In raising this issue, the treachery of translation comes forth. How does one measure how faithful one text is to another, what does it mean to be faithful to the source test? How does one translate as accurately as possible? Is there a right way to translate?
The role of a translator is to interpret a text to the best of their capabilities, though some may say that translators have a sort of artistic freedom. In saying so, a translator could possibly fly away with a writer’s words, without responsibility to the source text. This is how I would imagine a treachery of translation. However, I would also imagine that the various interpretations of a source text to be necessary to acquire a fuller more rounded target text. No one translation will work on its own to reflect the source, and so no translation is truly treacherous, is it? In saying so, the notion of objectivity is also gone. It is the collective ability to perceive that will stop the inconvenient truths.
Translation and the Senses
Sound doesn’t exist in text. As you read this, most probably in your head – do you imagine the sound of my voice? Do you wonder about the pauses I hope to create between words and phrases, about the meaning of the space between?
While sound is integral to the meaning, so is the silence.
How does one translate silences? The cadence of a verse, in which two deliberate words may frame ‘the space between’ is integral to meaning in many cultures.
Translation and the Self
I live my culture outside of its zone of living; a space between divides me from the insignificant significance – that which the people living in the Persian context, can pick up without my uttering of a single word – that which I hope to understand, but never will. What is stopping me?
Is this not what we must destroy?
Must not we rid ourselves of the space between, of the separations that hinder our capabilities to be one?
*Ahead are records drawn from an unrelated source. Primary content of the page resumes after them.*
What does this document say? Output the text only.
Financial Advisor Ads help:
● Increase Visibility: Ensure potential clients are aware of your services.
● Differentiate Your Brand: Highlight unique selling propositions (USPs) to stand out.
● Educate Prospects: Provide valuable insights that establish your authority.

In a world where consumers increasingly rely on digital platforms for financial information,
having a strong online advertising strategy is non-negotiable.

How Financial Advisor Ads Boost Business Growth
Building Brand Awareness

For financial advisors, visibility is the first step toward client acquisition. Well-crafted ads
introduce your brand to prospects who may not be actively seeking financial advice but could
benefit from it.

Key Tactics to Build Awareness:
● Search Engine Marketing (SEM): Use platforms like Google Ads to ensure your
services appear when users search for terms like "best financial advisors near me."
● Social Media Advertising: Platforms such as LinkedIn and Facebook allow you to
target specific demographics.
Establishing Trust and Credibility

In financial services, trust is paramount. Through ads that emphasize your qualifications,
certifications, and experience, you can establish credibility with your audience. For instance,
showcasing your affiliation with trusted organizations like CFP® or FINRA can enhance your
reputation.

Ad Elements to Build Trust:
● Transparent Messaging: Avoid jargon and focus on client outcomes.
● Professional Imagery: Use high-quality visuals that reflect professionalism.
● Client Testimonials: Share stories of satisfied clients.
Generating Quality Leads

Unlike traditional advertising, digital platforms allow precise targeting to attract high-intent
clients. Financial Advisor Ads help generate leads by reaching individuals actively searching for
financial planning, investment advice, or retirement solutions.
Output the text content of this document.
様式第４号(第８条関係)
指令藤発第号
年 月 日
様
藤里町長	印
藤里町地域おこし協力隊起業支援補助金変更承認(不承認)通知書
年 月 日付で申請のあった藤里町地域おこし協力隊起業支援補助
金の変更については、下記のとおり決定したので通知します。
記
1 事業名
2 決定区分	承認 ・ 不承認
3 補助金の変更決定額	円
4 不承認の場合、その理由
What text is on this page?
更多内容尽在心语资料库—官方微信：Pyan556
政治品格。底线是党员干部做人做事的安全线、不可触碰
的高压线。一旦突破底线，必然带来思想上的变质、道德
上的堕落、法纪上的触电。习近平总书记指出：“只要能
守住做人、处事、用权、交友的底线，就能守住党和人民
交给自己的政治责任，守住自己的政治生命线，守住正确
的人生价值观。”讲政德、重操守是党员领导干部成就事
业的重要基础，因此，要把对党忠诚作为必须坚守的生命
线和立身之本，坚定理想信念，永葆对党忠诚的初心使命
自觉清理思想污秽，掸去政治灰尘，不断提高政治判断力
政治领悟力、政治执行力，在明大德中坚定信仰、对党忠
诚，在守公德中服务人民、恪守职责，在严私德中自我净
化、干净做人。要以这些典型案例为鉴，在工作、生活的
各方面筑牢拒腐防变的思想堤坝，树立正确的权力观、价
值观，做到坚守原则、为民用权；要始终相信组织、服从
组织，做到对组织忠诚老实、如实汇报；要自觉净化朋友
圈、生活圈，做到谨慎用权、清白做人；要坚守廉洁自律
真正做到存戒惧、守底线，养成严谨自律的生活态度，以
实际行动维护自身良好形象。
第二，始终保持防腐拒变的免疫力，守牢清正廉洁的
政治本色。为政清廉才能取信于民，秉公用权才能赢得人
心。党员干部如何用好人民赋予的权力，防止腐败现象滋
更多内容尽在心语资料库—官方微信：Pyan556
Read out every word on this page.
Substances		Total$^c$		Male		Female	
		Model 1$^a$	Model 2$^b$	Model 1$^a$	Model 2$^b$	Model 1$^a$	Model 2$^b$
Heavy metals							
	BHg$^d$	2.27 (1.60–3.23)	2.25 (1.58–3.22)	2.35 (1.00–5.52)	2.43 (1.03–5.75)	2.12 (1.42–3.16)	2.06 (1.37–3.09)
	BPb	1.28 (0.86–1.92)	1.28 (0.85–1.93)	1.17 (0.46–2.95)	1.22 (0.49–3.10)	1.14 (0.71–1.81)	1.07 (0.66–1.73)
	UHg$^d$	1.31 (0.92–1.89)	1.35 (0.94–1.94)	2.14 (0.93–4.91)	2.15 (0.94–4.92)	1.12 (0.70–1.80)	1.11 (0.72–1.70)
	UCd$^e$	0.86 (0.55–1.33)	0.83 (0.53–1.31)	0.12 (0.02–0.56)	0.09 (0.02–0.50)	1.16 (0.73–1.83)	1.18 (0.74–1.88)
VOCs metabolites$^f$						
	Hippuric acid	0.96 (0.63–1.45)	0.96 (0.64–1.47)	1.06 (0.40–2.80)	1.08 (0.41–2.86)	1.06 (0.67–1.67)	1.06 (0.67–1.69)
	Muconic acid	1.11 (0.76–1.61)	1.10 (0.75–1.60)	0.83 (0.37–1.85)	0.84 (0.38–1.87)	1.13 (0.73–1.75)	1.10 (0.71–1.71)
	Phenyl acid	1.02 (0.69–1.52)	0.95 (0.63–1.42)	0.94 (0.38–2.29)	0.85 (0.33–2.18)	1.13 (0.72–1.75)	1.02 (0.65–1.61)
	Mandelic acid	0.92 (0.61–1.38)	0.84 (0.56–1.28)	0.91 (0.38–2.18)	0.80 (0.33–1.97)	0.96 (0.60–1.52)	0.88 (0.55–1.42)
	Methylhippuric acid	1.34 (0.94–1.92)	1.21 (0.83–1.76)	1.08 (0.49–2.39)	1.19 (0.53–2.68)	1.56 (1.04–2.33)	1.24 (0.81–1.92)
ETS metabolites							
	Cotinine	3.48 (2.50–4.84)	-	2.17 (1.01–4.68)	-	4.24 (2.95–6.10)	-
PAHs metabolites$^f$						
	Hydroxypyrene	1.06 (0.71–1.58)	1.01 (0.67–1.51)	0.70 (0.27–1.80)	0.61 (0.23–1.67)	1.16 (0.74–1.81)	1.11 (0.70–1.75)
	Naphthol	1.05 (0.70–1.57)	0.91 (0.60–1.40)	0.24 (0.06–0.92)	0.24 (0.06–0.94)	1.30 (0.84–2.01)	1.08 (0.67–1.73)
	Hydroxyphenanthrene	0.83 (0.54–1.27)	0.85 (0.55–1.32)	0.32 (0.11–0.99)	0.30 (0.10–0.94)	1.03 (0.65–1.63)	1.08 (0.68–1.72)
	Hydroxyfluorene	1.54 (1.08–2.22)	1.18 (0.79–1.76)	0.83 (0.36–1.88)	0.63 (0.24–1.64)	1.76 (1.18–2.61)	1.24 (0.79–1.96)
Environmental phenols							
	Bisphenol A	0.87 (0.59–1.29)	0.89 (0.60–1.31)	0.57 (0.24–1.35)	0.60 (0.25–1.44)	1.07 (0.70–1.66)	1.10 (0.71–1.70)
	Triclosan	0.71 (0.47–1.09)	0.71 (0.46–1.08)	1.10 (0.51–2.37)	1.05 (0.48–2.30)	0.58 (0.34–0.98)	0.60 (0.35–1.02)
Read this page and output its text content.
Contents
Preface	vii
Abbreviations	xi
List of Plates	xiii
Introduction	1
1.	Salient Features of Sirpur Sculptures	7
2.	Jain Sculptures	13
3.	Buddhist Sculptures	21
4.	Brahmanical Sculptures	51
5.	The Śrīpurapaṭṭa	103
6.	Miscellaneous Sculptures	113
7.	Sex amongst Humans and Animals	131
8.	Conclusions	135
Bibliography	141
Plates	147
What about the other spaces between? The one between my mind and my hand, which punches the letters out to form these words, the one between you and your screen, the one between me and you, between us and the earth?
Will we ever be one?
What I’m trying to say, to myself and to you – is that I can sit here all night and contemplate how ecological intelligence is very relevant though our way of thinking and understanding is flawed. And the way in which we change this, is by returning to the beginning – with our senses. Once I control my senses fully, then I can take the next step.